We know enough about orbital mechanics to where we are able to even launch our own satellites, and even place robotic probes on other worlds (it's
not a straight shot to land on Mars, and it sure was not a straight shot for Cassini to get to Saturn and drop the Huygens probe on Titan).
We know enough about fission and fusion and thermal reactions, and what would happen if another star were to be close by our sun (not
good........imagine the air temp on Earth going past that of "Broil" on your stove).
We know that there are hundreds of millions of amateur astronomers out there (I'm one of them), that look at the night sky all the time, many with
very sophisticated equipment. These people are the main source for finding new comets and asteroids. Not NASA, and not observatories run by acadamia.
Many of these people even use IR filters on their equipment. So far no one that is serious about astronomy has reported anything to anyone about any
rouge planet or star approaching (and yes, it would be quite visible, even if it some how emitted nothing, and reflected nothing at all, it would
still block out the light of stars behind it).
But of course we've had plenty of YouTubers who wouldn't even know what end of a telescope to look into post their iPhone pictures and videos
declaring that they've found Nibiru!
We know that people post videos on YouTube simply to see if they can get a high count, and if they can get the video to go viral.
We know that people post videos on YouTube so that they can get money from the amount of clicks (for those that have that partnership with
We know that people fake things (ADG(UK) is a VERY good example of a group of people that do this. Take a look at the HOAX bin here on ATS, you'll
find a lot of their videos end up there), and post them simply to see how many people they can get to fall for it (and unfortunately, many do, hook,
line and sinker).
And we also know that there are many people out there that are so desperate for Nibiru to exist, that they will grasp at anything, anything at all,
and say that it's proof, because they so desperately need to believe in Nibiru (or any other "End Of The World" idea out there).

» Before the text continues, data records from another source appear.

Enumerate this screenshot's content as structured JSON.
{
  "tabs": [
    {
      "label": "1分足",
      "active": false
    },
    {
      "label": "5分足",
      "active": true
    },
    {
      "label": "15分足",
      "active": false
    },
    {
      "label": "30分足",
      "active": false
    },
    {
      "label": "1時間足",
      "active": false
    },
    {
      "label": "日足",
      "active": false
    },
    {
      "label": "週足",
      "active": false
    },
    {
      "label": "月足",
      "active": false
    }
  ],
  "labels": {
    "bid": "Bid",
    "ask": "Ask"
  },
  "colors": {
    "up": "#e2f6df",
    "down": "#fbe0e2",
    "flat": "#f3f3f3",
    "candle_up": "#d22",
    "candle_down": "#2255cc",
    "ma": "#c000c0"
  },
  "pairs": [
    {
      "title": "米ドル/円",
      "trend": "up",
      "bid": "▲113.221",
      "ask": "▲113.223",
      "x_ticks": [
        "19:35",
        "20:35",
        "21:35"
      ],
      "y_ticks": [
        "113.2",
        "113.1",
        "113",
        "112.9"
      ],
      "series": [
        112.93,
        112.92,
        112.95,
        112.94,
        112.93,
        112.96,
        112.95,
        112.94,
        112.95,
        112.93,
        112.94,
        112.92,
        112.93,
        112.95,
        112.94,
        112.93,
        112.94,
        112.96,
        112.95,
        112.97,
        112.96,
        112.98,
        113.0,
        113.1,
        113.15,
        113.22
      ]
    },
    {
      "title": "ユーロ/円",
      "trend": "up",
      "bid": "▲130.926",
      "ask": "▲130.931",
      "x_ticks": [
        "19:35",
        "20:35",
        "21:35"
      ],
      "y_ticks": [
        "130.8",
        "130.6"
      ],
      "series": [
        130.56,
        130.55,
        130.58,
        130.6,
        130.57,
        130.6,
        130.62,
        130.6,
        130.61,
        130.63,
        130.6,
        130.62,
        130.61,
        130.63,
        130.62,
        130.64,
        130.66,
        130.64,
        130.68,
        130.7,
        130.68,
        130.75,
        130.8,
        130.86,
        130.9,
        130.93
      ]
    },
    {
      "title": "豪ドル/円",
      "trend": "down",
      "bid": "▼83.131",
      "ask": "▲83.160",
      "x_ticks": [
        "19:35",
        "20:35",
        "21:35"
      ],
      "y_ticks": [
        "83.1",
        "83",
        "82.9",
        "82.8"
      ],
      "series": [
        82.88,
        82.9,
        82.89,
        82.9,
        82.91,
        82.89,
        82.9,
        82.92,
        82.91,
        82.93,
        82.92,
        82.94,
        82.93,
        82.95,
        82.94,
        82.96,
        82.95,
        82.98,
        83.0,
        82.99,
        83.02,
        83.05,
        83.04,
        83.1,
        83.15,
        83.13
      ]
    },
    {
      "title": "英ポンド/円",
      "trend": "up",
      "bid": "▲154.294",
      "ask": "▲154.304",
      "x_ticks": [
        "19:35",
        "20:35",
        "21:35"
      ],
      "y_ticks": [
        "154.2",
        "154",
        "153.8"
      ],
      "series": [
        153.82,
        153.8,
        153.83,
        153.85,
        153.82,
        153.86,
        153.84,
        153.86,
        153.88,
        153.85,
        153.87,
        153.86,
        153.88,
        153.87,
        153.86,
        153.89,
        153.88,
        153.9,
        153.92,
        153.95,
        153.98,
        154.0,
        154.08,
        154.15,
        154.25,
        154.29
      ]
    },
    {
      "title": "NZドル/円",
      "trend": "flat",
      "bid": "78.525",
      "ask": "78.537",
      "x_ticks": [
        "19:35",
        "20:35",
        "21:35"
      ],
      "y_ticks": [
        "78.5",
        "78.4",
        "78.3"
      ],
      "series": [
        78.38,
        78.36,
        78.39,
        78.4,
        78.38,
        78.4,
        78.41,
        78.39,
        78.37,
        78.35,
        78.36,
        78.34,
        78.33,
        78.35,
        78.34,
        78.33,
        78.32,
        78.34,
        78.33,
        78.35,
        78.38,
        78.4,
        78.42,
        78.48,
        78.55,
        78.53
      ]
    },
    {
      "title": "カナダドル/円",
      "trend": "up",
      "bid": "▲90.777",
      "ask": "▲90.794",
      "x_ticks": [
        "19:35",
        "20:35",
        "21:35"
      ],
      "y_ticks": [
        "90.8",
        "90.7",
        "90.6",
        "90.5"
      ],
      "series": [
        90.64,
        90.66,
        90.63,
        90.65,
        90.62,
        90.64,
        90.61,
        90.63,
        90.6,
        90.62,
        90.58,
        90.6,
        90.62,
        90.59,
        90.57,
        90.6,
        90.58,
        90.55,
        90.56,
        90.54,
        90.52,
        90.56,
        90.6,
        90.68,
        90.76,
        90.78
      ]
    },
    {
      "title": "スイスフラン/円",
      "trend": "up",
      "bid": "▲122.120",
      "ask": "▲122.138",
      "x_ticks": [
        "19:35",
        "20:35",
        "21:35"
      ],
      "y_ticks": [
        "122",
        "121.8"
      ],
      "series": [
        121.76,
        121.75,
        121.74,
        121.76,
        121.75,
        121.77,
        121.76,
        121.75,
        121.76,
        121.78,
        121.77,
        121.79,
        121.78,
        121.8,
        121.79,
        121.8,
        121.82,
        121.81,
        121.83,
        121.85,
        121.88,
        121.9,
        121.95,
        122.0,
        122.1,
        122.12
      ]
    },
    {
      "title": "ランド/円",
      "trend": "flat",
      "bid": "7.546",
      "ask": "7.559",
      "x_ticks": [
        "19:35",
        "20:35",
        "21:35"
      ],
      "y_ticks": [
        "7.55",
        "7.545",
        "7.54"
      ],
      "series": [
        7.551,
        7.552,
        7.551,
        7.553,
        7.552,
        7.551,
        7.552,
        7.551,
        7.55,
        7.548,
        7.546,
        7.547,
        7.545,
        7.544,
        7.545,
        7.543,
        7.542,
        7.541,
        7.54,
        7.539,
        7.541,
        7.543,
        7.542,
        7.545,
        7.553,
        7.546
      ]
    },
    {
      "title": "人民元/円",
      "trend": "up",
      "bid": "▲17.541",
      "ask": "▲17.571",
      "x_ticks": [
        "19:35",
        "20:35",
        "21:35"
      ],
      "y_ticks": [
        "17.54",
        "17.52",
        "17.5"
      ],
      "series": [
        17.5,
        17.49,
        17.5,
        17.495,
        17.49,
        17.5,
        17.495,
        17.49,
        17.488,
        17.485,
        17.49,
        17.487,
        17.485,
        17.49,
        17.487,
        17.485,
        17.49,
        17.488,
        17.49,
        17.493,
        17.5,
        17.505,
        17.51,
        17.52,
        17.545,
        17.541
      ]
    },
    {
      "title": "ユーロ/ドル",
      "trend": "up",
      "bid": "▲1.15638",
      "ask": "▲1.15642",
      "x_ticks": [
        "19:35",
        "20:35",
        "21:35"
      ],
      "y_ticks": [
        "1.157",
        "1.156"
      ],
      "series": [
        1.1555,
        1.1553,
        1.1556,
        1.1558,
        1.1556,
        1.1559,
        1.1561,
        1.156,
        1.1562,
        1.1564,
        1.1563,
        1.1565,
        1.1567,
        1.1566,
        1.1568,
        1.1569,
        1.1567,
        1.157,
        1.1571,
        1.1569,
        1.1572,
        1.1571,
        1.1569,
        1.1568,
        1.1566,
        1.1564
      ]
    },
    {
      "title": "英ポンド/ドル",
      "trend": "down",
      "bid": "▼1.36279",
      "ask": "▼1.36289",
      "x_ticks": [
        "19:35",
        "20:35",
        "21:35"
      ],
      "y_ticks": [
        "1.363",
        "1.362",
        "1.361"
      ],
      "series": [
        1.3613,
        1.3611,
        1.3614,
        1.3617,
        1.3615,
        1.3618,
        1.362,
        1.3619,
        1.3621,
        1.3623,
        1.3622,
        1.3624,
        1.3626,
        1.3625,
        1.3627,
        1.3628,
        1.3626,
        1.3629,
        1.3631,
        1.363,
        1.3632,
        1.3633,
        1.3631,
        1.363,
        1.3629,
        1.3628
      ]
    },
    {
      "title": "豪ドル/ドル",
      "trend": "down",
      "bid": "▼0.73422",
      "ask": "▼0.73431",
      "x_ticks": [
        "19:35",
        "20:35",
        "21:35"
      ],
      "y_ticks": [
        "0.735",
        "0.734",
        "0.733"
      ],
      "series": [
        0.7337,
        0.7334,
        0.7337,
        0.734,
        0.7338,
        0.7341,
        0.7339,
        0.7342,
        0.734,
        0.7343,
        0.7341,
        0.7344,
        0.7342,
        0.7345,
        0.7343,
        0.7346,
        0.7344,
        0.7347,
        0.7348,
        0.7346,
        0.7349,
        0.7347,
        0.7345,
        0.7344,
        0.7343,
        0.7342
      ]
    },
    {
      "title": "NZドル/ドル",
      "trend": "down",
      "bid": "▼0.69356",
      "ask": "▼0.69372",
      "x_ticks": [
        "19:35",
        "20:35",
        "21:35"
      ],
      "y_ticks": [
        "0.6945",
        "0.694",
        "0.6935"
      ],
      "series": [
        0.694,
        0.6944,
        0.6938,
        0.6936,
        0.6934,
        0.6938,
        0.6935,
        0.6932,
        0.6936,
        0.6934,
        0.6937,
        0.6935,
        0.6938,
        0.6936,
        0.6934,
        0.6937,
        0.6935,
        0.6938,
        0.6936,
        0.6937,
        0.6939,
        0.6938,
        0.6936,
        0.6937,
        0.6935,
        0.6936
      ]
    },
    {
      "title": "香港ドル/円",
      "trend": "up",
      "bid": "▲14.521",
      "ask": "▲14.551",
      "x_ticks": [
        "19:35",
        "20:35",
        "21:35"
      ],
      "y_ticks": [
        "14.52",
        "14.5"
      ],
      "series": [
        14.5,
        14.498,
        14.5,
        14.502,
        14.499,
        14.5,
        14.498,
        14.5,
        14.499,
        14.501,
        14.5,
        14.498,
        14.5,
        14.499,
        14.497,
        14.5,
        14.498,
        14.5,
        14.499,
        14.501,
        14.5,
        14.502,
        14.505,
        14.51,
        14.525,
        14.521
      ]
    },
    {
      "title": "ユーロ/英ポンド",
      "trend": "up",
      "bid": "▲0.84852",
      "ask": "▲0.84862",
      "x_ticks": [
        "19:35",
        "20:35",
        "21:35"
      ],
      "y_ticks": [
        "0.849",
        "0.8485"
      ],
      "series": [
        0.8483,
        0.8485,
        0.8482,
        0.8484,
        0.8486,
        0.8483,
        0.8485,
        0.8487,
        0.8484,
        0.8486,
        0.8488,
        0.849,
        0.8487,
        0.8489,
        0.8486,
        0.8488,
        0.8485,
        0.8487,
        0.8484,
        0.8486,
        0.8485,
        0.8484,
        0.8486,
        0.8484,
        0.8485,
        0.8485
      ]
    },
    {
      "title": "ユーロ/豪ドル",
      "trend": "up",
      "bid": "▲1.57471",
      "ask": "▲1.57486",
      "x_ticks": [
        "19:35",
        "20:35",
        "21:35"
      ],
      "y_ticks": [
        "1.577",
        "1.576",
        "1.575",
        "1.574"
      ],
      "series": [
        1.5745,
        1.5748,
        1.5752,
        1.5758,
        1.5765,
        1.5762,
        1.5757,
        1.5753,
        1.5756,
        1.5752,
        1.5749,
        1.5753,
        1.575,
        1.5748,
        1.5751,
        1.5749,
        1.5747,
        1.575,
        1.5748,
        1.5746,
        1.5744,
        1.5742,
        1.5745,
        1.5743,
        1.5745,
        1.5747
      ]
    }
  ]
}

However, you are correct. We don't know everything. Could a rogue planet or star pass through our solar system, wrecking terrible destruction on
Absolutely. Both things exist, and not only they, but our solar system is moving through space.
Is it going to happen any time soon?
Nope. At least not on December 21, 2012. Any large body that were going to do that would be very, very, very visible to everyone on the planet (que
the idiots that claim we can't because it's approaching from the south pole, never mind that anyone south of the equator can see the entire southern
Could it happen 60 years from now? Sure, but again, we'll see it coming (and no, we don't need NASA to see it coming), well before then.